The God of the Machine
- First edition
- Author: Isabel Paterson
- Subject: Individualism
- Publisher: G. P. Putnam's Sons
- Publication date: 1943
- ISBN: 978-1412815833

= The God of the Machine =

1943 book by Isabel Paterson

The God of the Machine is a book written by Isabel Paterson and originally published in January 1943 in the United States by G. P. Putnam's Sons. At the time of its release, it was considered a cornerstone to the philosophy of individualism. Her biographer, Stephen D. Cox, in 2004 described Paterson as the "earliest progenitor of libertarianism as we know it today".

The book has been published several times: by G.P. Putnam's Sons in 1943, by Muriel Hall in 1964, by Transaction Publishers in 1993, and by Routledge in 2017.

==Background==
Isabel Paterson wrote a regular column for the New York Herald Tribune, where she first articulated many of her beliefs, which reached their final form in The God of the Machine. She also foreshadowed those ideas, especially free trade, in her historical novels during the 1920s and 1930s.

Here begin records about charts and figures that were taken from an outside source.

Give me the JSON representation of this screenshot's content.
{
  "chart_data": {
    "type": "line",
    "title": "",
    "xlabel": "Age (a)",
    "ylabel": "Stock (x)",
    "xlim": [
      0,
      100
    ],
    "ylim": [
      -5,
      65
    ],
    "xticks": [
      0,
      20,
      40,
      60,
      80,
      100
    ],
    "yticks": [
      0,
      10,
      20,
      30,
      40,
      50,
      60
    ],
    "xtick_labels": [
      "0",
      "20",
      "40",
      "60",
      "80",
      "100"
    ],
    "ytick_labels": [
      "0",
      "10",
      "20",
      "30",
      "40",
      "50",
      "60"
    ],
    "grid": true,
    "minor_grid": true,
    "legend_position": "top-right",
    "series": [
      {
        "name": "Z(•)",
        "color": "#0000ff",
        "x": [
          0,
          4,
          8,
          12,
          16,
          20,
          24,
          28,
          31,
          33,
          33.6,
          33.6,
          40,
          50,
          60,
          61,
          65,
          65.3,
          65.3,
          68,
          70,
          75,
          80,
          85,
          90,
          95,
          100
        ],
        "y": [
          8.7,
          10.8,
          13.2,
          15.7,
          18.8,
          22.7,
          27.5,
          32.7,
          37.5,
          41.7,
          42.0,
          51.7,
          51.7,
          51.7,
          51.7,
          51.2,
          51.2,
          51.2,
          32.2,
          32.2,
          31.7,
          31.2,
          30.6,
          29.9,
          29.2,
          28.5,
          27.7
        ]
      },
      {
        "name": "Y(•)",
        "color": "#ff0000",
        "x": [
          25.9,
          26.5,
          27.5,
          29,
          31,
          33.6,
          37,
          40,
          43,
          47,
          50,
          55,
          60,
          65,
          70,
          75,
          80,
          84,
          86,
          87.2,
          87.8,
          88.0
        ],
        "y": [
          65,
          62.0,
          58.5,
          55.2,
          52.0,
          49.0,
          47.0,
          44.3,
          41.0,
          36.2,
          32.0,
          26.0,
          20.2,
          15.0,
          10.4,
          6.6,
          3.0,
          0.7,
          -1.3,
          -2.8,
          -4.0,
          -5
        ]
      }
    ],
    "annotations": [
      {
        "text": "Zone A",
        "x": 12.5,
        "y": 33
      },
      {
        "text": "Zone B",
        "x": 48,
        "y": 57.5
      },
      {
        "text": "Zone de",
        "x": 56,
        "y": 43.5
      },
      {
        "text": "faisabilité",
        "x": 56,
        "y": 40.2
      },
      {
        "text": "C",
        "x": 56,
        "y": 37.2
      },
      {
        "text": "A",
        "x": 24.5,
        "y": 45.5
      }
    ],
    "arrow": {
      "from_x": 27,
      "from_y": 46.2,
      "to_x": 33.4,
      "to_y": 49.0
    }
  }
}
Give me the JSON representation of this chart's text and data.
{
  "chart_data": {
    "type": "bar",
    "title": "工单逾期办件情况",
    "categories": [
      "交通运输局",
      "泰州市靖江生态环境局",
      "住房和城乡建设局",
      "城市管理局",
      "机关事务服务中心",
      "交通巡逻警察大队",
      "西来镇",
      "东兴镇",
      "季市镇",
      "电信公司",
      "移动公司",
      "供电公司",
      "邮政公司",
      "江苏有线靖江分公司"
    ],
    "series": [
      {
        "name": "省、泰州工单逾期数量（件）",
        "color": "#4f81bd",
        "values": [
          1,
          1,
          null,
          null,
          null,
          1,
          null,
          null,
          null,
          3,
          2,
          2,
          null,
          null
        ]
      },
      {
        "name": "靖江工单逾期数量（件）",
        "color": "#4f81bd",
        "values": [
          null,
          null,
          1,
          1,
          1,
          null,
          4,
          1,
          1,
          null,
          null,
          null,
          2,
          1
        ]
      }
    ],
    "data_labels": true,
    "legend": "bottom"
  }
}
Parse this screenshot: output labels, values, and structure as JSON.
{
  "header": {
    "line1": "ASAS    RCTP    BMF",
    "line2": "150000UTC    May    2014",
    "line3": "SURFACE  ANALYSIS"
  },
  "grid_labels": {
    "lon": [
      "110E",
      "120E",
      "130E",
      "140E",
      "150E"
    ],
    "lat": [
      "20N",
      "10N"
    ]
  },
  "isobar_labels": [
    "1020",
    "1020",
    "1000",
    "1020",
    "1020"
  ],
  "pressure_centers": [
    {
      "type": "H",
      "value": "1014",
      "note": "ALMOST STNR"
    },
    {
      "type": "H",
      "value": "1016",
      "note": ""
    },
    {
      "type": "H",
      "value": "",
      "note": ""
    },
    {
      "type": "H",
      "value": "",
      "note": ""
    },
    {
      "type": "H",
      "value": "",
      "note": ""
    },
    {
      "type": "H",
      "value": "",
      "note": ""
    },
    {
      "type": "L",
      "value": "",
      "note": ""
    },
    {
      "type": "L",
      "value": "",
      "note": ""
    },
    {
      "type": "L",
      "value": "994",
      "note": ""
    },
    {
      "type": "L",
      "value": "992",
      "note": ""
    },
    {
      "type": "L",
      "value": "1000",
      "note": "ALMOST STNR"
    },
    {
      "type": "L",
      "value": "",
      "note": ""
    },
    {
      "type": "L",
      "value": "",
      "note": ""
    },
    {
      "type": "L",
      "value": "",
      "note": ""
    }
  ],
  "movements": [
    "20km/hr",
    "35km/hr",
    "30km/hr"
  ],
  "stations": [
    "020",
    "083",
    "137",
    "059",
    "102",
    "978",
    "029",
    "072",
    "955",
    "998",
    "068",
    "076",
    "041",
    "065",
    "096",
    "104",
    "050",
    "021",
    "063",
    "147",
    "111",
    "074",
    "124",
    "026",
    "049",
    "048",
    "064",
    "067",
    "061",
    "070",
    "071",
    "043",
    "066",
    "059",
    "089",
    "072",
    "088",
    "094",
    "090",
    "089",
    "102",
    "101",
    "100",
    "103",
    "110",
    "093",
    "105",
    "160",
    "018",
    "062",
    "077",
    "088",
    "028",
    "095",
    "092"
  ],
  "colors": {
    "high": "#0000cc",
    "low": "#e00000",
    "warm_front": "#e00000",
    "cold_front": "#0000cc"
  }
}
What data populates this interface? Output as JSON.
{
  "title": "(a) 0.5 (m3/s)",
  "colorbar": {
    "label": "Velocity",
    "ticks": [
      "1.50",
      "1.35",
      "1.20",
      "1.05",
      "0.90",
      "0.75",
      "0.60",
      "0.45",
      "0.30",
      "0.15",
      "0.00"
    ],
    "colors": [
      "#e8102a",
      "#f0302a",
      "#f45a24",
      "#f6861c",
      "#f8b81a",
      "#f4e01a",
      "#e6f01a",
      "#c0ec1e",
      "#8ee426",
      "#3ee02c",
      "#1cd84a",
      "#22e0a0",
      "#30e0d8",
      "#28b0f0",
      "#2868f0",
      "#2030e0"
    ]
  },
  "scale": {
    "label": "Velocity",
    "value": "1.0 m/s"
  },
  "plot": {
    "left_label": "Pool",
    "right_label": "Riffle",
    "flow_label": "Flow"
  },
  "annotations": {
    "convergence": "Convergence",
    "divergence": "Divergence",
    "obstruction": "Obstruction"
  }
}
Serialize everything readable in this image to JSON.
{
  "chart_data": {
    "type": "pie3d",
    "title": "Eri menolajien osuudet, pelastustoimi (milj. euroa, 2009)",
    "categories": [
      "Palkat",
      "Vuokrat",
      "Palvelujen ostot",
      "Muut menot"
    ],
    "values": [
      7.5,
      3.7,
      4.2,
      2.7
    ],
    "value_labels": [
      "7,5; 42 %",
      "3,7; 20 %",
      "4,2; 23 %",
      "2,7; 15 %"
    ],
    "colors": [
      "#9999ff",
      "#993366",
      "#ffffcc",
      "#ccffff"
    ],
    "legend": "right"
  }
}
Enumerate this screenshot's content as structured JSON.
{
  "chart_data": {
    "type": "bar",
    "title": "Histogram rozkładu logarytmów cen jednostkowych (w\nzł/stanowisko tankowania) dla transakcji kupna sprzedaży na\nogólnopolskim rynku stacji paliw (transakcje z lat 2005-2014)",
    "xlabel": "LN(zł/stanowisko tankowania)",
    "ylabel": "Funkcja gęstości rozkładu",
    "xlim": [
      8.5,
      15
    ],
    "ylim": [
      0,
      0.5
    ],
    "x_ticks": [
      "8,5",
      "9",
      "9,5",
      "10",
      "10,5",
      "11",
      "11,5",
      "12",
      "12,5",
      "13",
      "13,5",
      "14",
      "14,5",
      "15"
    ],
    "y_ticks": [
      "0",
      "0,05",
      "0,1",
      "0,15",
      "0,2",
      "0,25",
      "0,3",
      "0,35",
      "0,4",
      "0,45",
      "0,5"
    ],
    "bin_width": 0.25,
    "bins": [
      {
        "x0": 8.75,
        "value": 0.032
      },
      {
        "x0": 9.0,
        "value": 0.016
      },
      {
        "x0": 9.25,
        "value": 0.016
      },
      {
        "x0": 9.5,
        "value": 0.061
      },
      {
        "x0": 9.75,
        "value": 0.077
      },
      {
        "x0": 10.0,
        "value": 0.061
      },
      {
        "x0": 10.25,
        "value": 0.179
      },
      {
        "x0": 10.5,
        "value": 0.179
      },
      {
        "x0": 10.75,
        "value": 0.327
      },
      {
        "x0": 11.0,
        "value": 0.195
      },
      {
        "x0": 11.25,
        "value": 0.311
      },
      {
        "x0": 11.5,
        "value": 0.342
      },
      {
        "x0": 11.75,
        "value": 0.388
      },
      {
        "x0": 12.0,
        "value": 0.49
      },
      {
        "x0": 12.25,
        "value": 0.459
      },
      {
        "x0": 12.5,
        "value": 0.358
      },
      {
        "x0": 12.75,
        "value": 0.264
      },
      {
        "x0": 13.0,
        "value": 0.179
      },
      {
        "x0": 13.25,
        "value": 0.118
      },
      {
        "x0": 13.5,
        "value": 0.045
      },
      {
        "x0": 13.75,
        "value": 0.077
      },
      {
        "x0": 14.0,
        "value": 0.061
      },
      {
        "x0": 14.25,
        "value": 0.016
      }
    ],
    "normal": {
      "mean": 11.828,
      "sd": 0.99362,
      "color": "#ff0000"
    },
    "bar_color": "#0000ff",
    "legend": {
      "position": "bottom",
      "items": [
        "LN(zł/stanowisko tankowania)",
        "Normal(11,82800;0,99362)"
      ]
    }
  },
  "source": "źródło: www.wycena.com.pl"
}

Paterson opposed most parts of the economic program known as the New Deal that US president Franklin D. Roosevelt and the Congress put into effect during the 1930s and she advocated less governmental involvement in social and fiscal matters. She also led a group of younger friends (many of whom were other employees of the Herald Tribune) who shared her views. One member of that group was the young Ayn Rand.

Paterson and Rand promoted each other's books, and they conducted an extensive exchange of letters, touching on religion and philosophy. That correspondence ended with a personal quarrel in 1948. Rand, an atheist, was critical of the attempts of Paterson, a deist, to link capitalism with religion, things that Rand considered incompatible.